Whether Trump “can with the swipe of a pen” change these policies is debatable but he can use “the stick” to withhold federal funds from schools that do not comply “to get some of this anti-parent, anti-American teaching out of our schools,” Friday said.
Justice of Moms for Liberty says many school administrators who say CRT isn’t taught in schools are obfuscating.
“They’re teaching its generative themes,” she said. “They take any opportunity to introduce critical theory at every level in every classroom.”
She said she views Trump’s election win as “the American people rejecting communism and saying, ‘No, we will not allow our children to be used as a weapon against us in our country.”
Justice is optimistic that the Trump administration will push back against gender ideology, CRT, and social justice issues to help teachers get back to the basics core subjects of academic learning such as reading, writing, and arithmetic.
“Teaching kids to read should truly be a bipartisan effort,” she said.

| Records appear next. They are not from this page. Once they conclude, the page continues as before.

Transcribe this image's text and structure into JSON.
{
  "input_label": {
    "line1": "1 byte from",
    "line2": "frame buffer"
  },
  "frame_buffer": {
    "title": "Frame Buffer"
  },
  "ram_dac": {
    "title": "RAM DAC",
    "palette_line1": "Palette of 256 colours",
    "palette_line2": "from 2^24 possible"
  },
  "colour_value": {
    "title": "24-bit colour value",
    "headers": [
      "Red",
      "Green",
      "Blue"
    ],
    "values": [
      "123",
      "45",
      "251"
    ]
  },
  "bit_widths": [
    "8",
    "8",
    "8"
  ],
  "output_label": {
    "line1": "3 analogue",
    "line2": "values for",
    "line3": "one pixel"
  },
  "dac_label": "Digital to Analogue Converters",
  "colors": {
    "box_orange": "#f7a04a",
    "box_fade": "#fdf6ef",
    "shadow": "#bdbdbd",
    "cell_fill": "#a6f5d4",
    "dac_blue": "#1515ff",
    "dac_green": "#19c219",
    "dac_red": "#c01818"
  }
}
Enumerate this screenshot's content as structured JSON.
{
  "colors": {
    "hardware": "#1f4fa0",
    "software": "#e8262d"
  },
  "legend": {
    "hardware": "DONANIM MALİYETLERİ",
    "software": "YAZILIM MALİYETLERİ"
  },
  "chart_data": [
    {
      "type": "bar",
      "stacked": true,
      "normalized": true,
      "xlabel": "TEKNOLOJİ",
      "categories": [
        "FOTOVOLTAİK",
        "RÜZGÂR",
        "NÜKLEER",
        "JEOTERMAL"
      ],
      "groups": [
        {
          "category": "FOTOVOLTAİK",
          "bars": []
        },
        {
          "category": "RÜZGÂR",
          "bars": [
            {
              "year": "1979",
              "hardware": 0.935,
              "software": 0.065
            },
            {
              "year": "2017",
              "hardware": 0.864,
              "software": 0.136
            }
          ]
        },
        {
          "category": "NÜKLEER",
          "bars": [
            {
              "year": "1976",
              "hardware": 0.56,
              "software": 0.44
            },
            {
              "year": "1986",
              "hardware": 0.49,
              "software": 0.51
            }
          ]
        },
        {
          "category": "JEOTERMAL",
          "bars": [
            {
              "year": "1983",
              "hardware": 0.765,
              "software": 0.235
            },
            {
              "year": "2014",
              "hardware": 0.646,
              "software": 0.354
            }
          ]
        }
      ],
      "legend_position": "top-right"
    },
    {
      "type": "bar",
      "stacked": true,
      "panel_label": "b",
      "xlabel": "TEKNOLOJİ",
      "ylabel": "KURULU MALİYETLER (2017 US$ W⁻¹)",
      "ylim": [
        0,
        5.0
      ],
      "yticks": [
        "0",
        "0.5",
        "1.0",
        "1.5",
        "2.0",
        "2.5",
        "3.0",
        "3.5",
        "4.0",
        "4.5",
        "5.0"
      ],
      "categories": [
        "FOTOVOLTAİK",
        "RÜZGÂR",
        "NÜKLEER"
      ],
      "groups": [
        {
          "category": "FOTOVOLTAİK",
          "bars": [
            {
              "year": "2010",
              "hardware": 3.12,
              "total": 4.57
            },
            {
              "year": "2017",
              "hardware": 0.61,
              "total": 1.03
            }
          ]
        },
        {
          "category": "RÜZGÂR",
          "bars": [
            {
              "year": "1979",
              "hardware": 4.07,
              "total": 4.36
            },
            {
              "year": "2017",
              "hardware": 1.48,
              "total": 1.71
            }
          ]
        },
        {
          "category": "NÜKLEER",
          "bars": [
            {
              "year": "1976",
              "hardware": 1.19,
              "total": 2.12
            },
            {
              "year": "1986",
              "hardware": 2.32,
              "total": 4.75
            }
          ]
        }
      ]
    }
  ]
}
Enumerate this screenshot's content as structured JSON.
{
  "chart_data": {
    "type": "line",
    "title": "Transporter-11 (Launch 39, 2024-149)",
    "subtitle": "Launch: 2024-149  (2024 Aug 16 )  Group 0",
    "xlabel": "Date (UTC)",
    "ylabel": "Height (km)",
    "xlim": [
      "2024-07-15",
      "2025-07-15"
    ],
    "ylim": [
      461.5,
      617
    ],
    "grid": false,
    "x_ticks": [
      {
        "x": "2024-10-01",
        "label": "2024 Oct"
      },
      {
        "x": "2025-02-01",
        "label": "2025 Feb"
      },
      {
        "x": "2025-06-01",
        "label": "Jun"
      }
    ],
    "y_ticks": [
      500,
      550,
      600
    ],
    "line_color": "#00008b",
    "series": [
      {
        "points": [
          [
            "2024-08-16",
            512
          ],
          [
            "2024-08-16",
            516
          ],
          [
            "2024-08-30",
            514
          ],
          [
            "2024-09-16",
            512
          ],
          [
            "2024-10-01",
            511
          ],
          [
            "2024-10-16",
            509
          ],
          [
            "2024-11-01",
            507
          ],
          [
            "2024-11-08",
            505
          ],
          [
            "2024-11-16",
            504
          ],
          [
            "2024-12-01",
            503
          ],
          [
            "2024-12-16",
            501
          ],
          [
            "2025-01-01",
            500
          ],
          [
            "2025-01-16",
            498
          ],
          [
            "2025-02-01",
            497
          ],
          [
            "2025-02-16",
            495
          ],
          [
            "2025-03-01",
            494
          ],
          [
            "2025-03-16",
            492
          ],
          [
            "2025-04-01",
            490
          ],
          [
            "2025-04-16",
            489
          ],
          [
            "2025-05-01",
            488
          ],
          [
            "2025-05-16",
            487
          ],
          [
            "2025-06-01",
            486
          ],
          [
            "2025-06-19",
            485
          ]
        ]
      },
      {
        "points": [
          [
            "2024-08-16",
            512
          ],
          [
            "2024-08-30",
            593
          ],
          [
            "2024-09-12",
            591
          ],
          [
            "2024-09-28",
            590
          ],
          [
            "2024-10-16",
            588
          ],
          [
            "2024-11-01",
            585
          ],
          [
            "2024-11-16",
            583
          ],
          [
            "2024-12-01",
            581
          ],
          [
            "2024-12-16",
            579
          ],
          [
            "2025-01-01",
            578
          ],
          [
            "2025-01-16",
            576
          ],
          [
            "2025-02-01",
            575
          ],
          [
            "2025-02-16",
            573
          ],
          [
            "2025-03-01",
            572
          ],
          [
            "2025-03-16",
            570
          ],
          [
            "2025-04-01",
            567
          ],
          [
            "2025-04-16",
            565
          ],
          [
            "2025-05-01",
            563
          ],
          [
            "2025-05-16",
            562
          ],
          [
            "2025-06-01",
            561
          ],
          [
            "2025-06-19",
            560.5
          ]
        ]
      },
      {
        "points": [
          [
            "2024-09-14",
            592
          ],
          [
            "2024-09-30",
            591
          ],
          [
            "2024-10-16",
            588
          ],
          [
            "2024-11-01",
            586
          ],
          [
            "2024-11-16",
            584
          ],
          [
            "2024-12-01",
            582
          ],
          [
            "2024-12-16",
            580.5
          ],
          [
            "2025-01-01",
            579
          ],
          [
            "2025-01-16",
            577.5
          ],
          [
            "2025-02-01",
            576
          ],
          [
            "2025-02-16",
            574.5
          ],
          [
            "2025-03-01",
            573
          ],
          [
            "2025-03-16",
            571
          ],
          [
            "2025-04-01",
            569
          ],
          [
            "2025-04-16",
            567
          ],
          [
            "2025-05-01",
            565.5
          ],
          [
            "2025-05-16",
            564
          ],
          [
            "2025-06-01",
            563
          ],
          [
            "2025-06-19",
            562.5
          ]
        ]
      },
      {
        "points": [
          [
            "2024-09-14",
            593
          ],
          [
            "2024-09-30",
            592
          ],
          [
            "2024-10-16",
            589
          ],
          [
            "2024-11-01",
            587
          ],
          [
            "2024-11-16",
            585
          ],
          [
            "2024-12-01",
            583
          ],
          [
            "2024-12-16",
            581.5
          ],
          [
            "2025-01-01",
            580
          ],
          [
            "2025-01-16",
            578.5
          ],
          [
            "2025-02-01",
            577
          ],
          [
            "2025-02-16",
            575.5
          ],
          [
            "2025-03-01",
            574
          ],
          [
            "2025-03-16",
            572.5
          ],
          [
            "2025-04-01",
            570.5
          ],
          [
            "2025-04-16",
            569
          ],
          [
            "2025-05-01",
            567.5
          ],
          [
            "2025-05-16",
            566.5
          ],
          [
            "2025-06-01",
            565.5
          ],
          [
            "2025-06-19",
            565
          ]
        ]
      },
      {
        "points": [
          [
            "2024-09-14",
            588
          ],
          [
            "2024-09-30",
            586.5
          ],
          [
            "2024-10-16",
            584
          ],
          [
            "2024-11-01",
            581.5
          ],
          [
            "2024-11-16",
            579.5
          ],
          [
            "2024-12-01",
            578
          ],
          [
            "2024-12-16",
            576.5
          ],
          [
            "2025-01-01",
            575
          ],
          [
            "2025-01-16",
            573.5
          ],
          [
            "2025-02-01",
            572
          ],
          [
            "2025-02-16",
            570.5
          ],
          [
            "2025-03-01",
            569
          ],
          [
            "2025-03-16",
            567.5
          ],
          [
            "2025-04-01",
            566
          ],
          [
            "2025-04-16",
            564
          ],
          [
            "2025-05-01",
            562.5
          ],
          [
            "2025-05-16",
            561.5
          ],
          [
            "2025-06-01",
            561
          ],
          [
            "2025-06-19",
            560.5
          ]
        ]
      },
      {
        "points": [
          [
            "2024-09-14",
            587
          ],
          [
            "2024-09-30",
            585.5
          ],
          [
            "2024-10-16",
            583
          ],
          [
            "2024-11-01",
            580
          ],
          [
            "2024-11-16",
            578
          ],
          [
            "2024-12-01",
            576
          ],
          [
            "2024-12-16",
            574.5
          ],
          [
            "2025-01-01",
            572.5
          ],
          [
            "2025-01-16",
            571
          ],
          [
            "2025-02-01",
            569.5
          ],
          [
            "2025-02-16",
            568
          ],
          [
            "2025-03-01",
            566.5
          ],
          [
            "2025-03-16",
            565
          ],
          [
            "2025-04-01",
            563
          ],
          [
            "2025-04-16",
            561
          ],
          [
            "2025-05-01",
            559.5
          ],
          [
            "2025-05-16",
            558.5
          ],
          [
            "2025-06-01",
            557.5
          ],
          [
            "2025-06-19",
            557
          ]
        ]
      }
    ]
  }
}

“Eighty percent of the kids that come into contact with the juvenile justice system in America are functionally illiterate, and the Department of Justice has said there is an inextricable link between a life of poverty and struggle and crime and illiteracy,” she said.
Liz King, senior program director for education equity at the Leadership Conference on Civil and Human Rights did not respond to a request for comment; nor did Lanae Erickson, senior vice president for social policy and politics at Third Way, a centrist Democratic think tank.